Lo studio evidenzia poi come la probabilità che ci sia insider trading aumenta quanto più grande è il valore dell’accordo e più alto il volume di trading sul titolo: operando quando il volume di scambi sale, si ha infatti maggiore possibilità di nascondere le proprie compravendite anomale.
Ma il dato che maggiormente fa riflettere riguarda la diffusione dell’insider trading. Si potrebbe arrivare al 25%, un quarto di tutti gli accordi tra aziende quotate.
A questo punto qualcuno, sulla scorta dell’evidenza, comincia ad avanzare un’ipotesi: non sarebbe meglio legalizzare l’insider trading, visto che si tratta di fatto di un crimine senza vittime e che comunque la sua diffusione è tale da non permettere il suo contrasto attraverso la Sec? La pensa così, ad esempio, Carol Roth, autrice del libro The entrepreneur equation, a detta della quale sarebbe proprio l’investitore medio a beneficiare dell’insider trading, poiché questo rende il mercato più efficiente: «Ovviamente chi beneficia delle informazioni asimmetriche sono i big guys ma anche i little guys possono trarre dei vantaggi, avendo più persone che entrano in gioco e danno informazioni al mercato», spingendolo più velocemente sui prezzi di equilibrio.
«Più incentivi la gente ad andare in giro e cercare informazioni, più queste informazioni arriveranno velocemente sul mercato» è la tesi di cui si fa forza Roth. Una tesi forte, forse azzardata ma che va impattare con una realtà che il recente studio di cui abbiamo parlato svela nella sua crudezza: l’insider trading è parte integrante del modello di business di Wall Street. Insomma, c’è e non si capisce come poterlo debellare, visti i numeri che la Sec fornisce rispetto alle sue investigazioni e alle condanne. Allora meglio davvero legalizzarlo?
Di parere contrario è Harvey Pitt, capo della Sec dal 2001 al 2003, a detta del quale c’è una sola, semplice parola per descrivere l’insider trading: furto. «L’idea che in qualche modo sia permesso perché questo rende più efficienti i mercati va contro il pensiero economico e legale. Non c’è alcuna giustificazione per l’appropriazione indebita di informazioni altrui e questo crea chiaramente delle vittime», ha dichiarato parlando alla Cnbc. Tanto che sulle 103 piazze finanziarie oggi esistenti nel mondo, ben 87 prevedono esplicitamente la fattispecie del reato di insider trading.

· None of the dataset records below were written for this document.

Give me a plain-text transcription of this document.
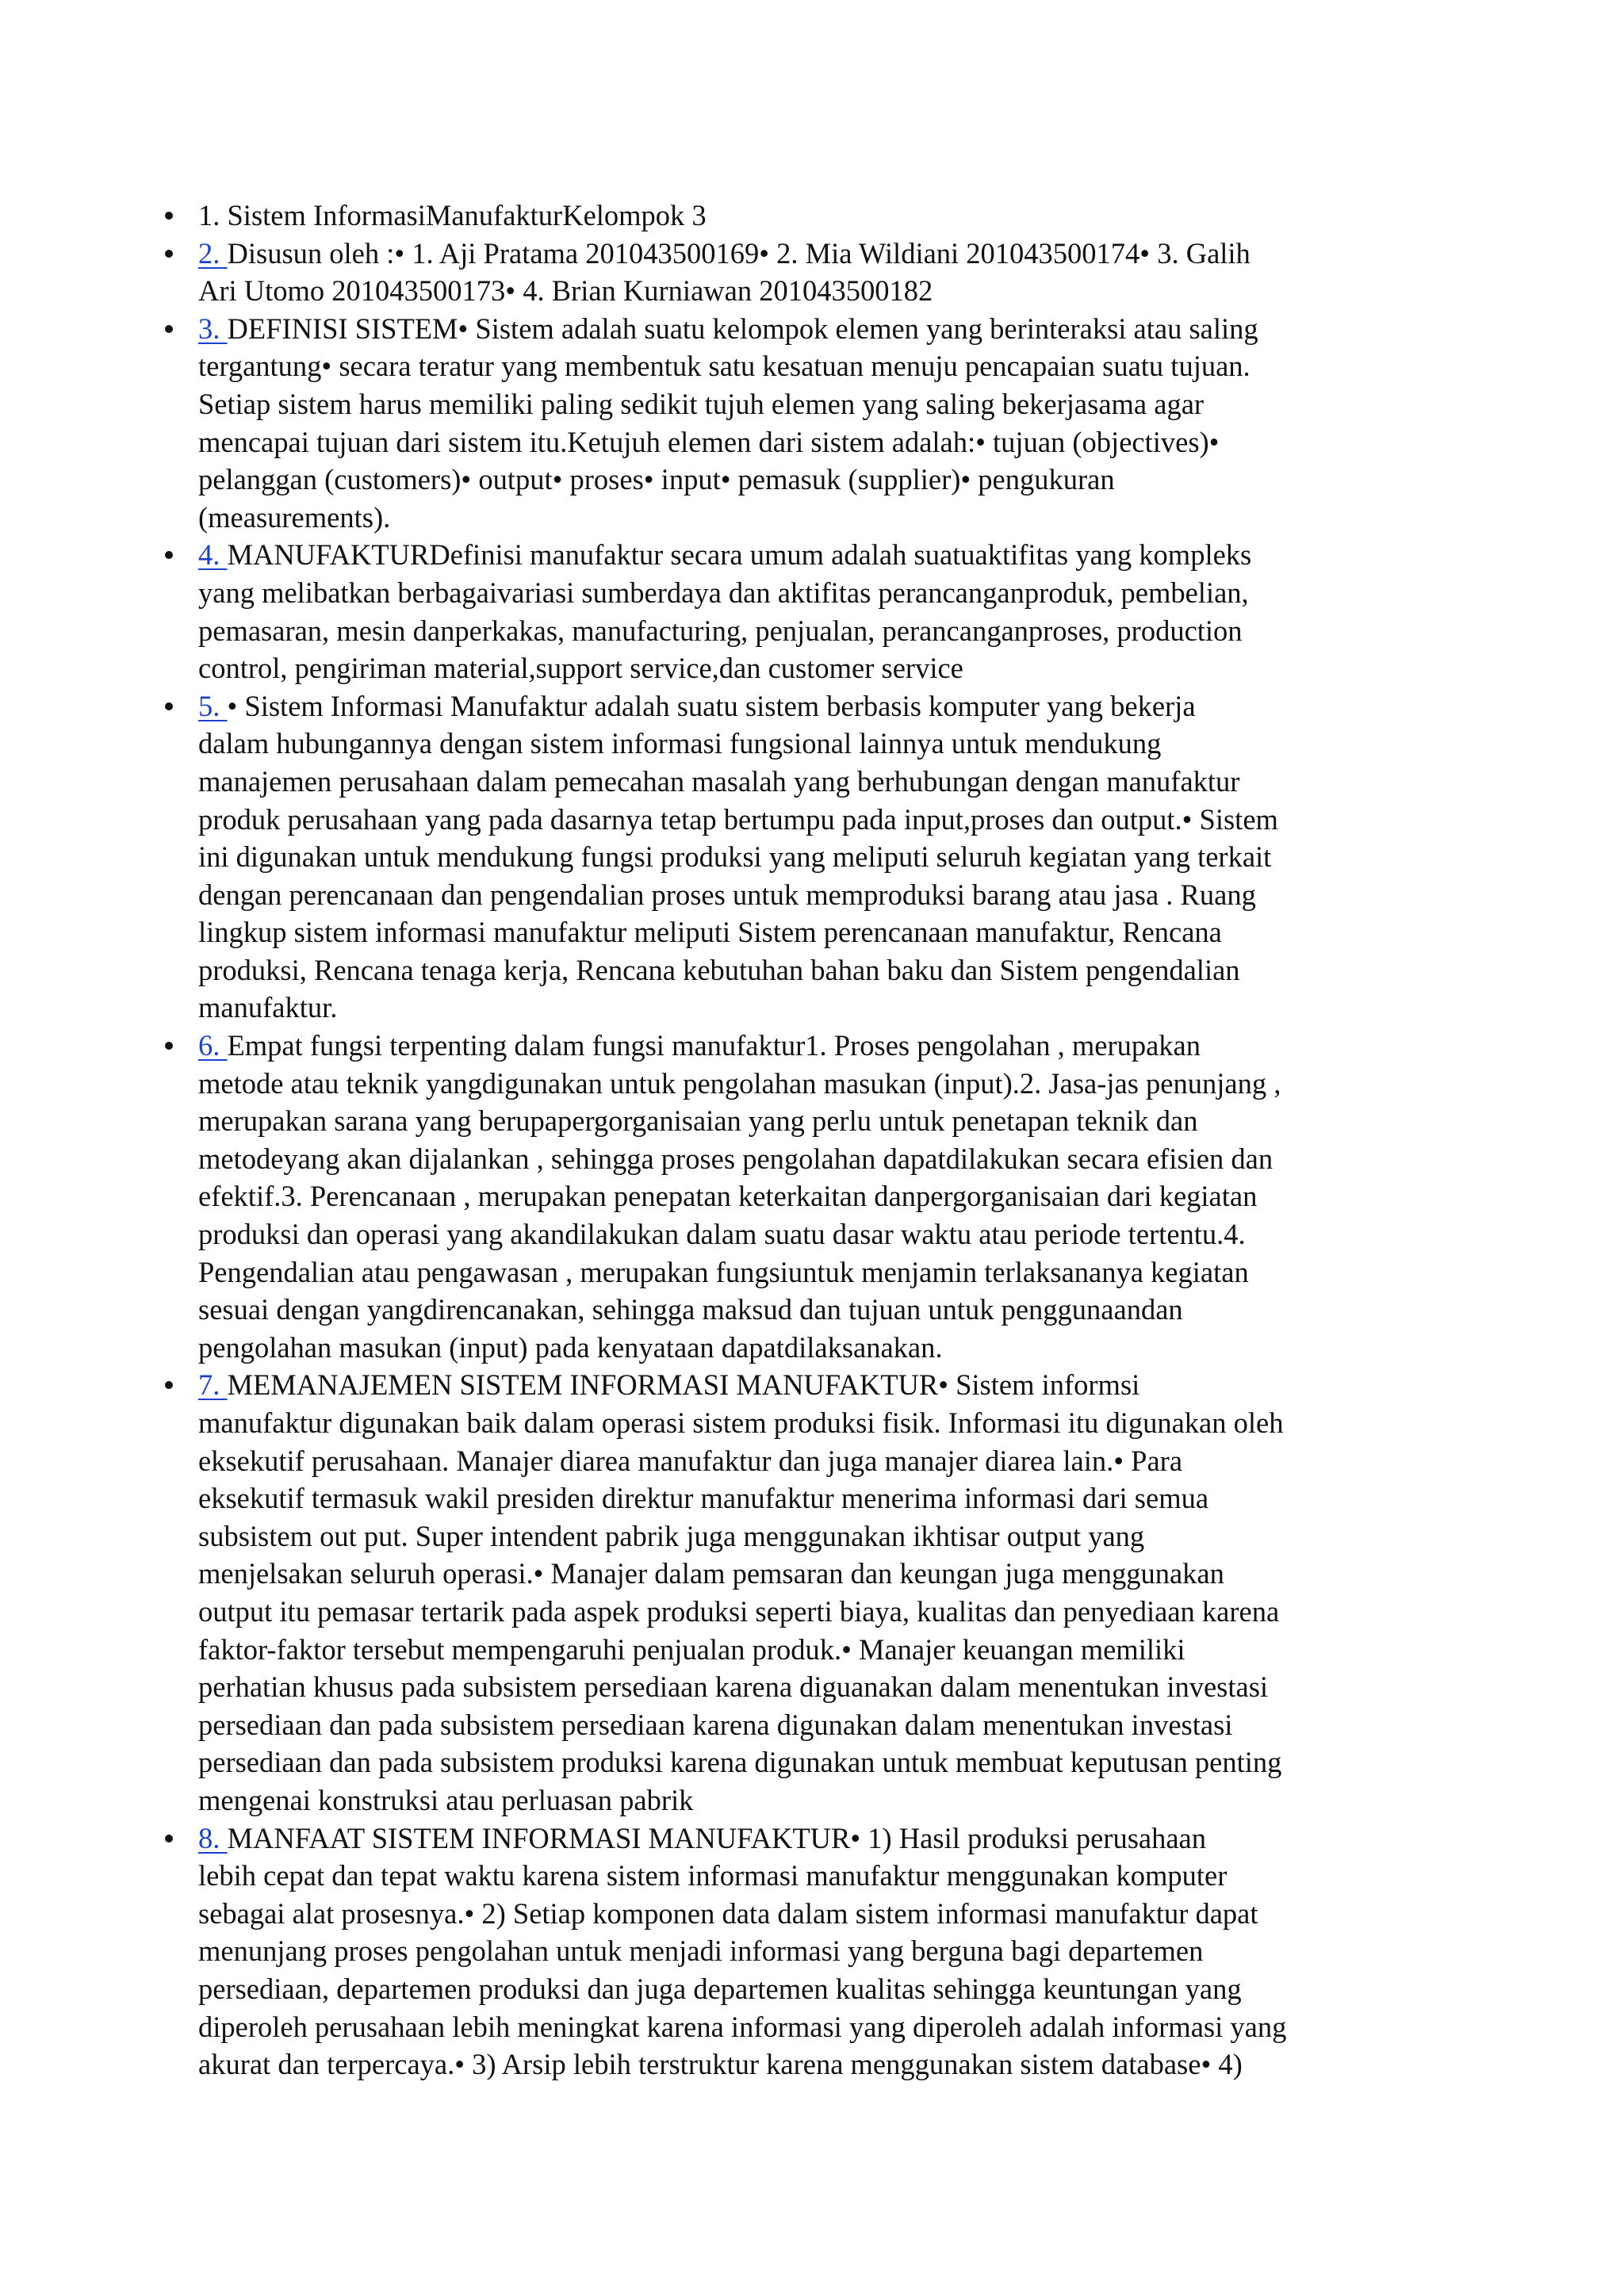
1. Sistem InformasiManufakturKelompok 3
2. Disusun oleh :• 1. Aji Pratama 201043500169• 2. Mia Wildiani 201043500174• 3. Galih
Ari Utomo 201043500173• 4. Brian Kurniawan 201043500182
3. DEFINISI SISTEM• Sistem adalah suatu kelompok elemen yang berinteraksi atau saling
tergantung• secara teratur yang membentuk satu kesatuan menuju pencapaian suatu tujuan.
Setiap sistem harus memiliki paling sedikit tujuh elemen yang saling bekerjasama agar
mencapai tujuan dari sistem itu.Ketujuh elemen dari sistem adalah:• tujuan (objectives)•
pelanggan (customers)• output• proses• input• pemasuk (supplier)• pengukuran
(measurements).
4. MANUFAKTURDefinisi manufaktur secara umum adalah suatuaktifitas yang kompleks
yang melibatkan berbagaivariasi sumberdaya dan aktifitas perancanganproduk, pembelian,
pemasaran, mesin danperkakas, manufacturing, penjualan, perancanganproses, production
control, pengiriman material,support service,dan customer service
5. • Sistem Informasi Manufaktur adalah suatu sistem berbasis komputer yang bekerja
dalam hubungannya dengan sistem informasi fungsional lainnya untuk mendukung
manajemen perusahaan dalam pemecahan masalah yang berhubungan dengan manufaktur
produk perusahaan yang pada dasarnya tetap bertumpu pada input,proses dan output.• Sistem
ini digunakan untuk mendukung fungsi produksi yang meliputi seluruh kegiatan yang terkait
dengan perencanaan dan pengendalian proses untuk memproduksi barang atau jasa . Ruang
lingkup sistem informasi manufaktur meliputi Sistem perencanaan manufaktur, Rencana
produksi, Rencana tenaga kerja, Rencana kebutuhan bahan baku dan Sistem pengendalian
manufaktur.
6. Empat fungsi terpenting dalam fungsi manufaktur1. Proses pengolahan , merupakan
metode atau teknik yangdigunakan untuk pengolahan masukan (input).2. Jasa-jas penunjang ,
merupakan sarana yang berupapergorganisaian yang perlu untuk penetapan teknik dan
metodeyang akan dijalankan , sehingga proses pengolahan dapatdilakukan secara efisien dan
efektif.3. Perencanaan , merupakan penepatan keterkaitan danpergorganisaian dari kegiatan
produksi dan operasi yang akandilakukan dalam suatu dasar waktu atau periode tertentu.4.
Pengendalian atau pengawasan , merupakan fungsiuntuk menjamin terlaksananya kegiatan
sesuai dengan yangdirencanakan, sehingga maksud dan tujuan untuk penggunaandan
pengolahan masukan (input) pada kenyataan dapatdilaksanakan.
7. MEMANAJEMEN SISTEM INFORMASI MANUFAKTUR• Sistem informsi
manufaktur digunakan baik dalam operasi sistem produksi fisik. Informasi itu digunakan oleh
eksekutif perusahaan. Manajer diarea manufaktur dan juga manajer diarea lain.• Para
eksekutif termasuk wakil presiden direktur manufaktur menerima informasi dari semua
subsistem out put. Super intendent pabrik juga menggunakan ikhtisar output yang
menjelsakan seluruh operasi.• Manajer dalam pemsaran dan keungan juga menggunakan
output itu pemasar tertarik pada aspek produksi seperti biaya, kualitas dan penyediaan karena
faktor-faktor tersebut mempengaruhi penjualan produk.• Manajer keuangan memiliki
perhatian khusus pada subsistem persediaan karena diguanakan dalam menentukan investasi
persediaan dan pada subsistem persediaan karena digunakan dalam menentukan investasi
persediaan dan pada subsistem produksi karena digunakan untuk membuat keputusan penting
mengenai konstruksi atau perluasan pabrik
8. MANFAAT SISTEM INFORMASI MANUFAKTUR• 1) Hasil produksi perusahaan
lebih cepat dan tepat waktu karena sistem informasi manufaktur menggunakan komputer
sebagai alat prosesnya.• 2) Setiap komponen data dalam sistem informasi manufaktur dapat
menunjang proses pengolahan untuk menjadi informasi yang berguna bagi departemen
persediaan, departemen produksi dan juga departemen kualitas sehingga keuntungan yang
diperoleh perusahaan lebih meningkat karena informasi yang diperoleh adalah informasi yang
akurat dan terpercaya.• 3) Arsip lebih terstruktur karena menggunakan sistem database• 4)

Infatti, un mercato in cui alcuni operatori possono guadagnare per il solo fatto di trovarsi al posto giusto nel momento giusto è un mercato il cui funzionamento è di fatto asimmetrico così che, mentre i piccoli investitori subiscono le variazioni dei prezzi dei titoli senza poter fare nulla a riguardo, pochi nell’ombra si portano a casa ingenti somme di denaro. Nel caso già citato dell’insider trading sulla Heinz, il valore delle opzioni acquistate dai fratelli Terpins aumentò di quasi il 2000% dopo l’annuncio pubblico. Un meccanismo premiale che lascia dubbi circa l’opportunità di questa forma di intermediazione.

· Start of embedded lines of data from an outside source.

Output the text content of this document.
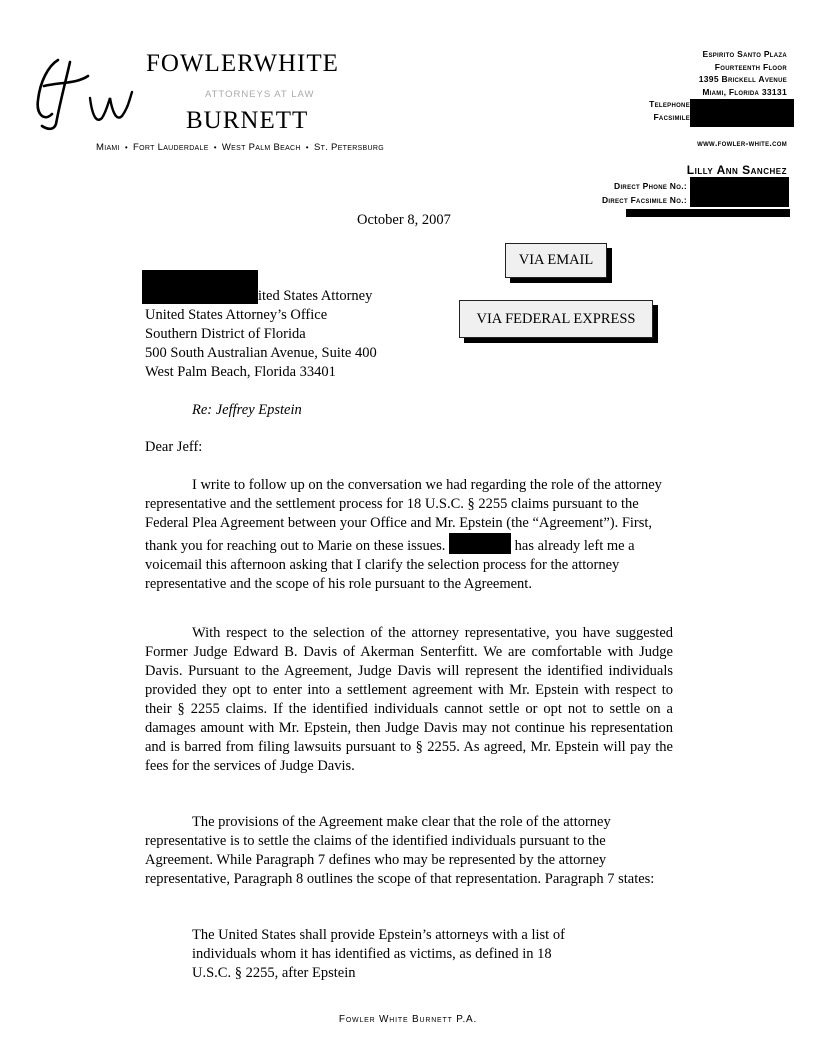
FW	FOWLERWHITE
ATTORNEYS AT LAW
BURNETT
Miami  •  Fort Lauderdale  •  West Palm Beach  •  St. Petersburg
Espirito Santo Plaza
Fourteenth Floor
1395 Brickell Avenue
Miami, Florida 33131
Telephone
Facsimile
www.fowler-white.com
Lilly Ann Sanchez
Direct Phone No.:
Direct Facsimile No.:
October 8, 2007
VIA EMAIL
VIA FEDERAL EXPRESS
ited States Attorney
United States Attorney’s Office
Southern District of Florida
500 South Australian Avenue, Suite 400
West Palm Beach, Florida 33401
Re: Jeffrey Epstein
Dear Jeff:

I write to follow up on the conversation we had regarding the role of the attorney representative and the settlement process for 18 U.S.C. § 2255 claims pursuant to the Federal Plea Agreement between your Office and Mr. Epstein (the “Agreement”). First, thank you for reaching out to Marie on these issues.	has already left me a voicemail this afternoon asking that I clarify the selection process for the attorney representative and the scope of his role pursuant to the Agreement.

With respect to the selection of the attorney representative, you have suggested Former Judge Edward B. Davis of Akerman Senterfitt. We are comfortable with Judge Davis. Pursuant to the Agreement, Judge Davis will represent the identified individuals provided they opt to enter into a settlement agreement with Mr. Epstein with respect to their § 2255 claims. If the identified individuals cannot settle or opt not to settle on a damages amount with Mr. Epstein, then Judge Davis may not continue his representation and is barred from filing lawsuits pursuant to § 2255. As agreed, Mr. Epstein will pay the fees for the services of Judge Davis.

The provisions of the Agreement make clear that the role of the attorney representative is to settle the claims of the identified individuals pursuant to the Agreement. While Paragraph 7 defines who may be represented by the attorney representative, Paragraph 8 outlines the scope of that representation. Paragraph 7 states:

The United States shall provide Epstein’s attorneys with a list of individuals whom it has identified as victims, as defined in 18 U.S.C. § 2255, after Epstein
Fowler White Burnett P.A.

Una cosa è certa, comunque. Dai tempi di Gordon Gekko non è cambiato nulla. D’altronde, fu proprio il rampante Bud Fox, ancor prima di essere tramutato in un rogue trader seriale dal suo diabolico mentore, a vendere l’informazione privilegiata sulla linea aeree per cui il padre lavorava come meccanico e sindacalista, al fine di far colpo sul finanziere senza scrupoli. Forse, allora, è davvero nella natura intrinseca del business. O di chi lo conduce. E la natura, si sa, è dura a piegarsi.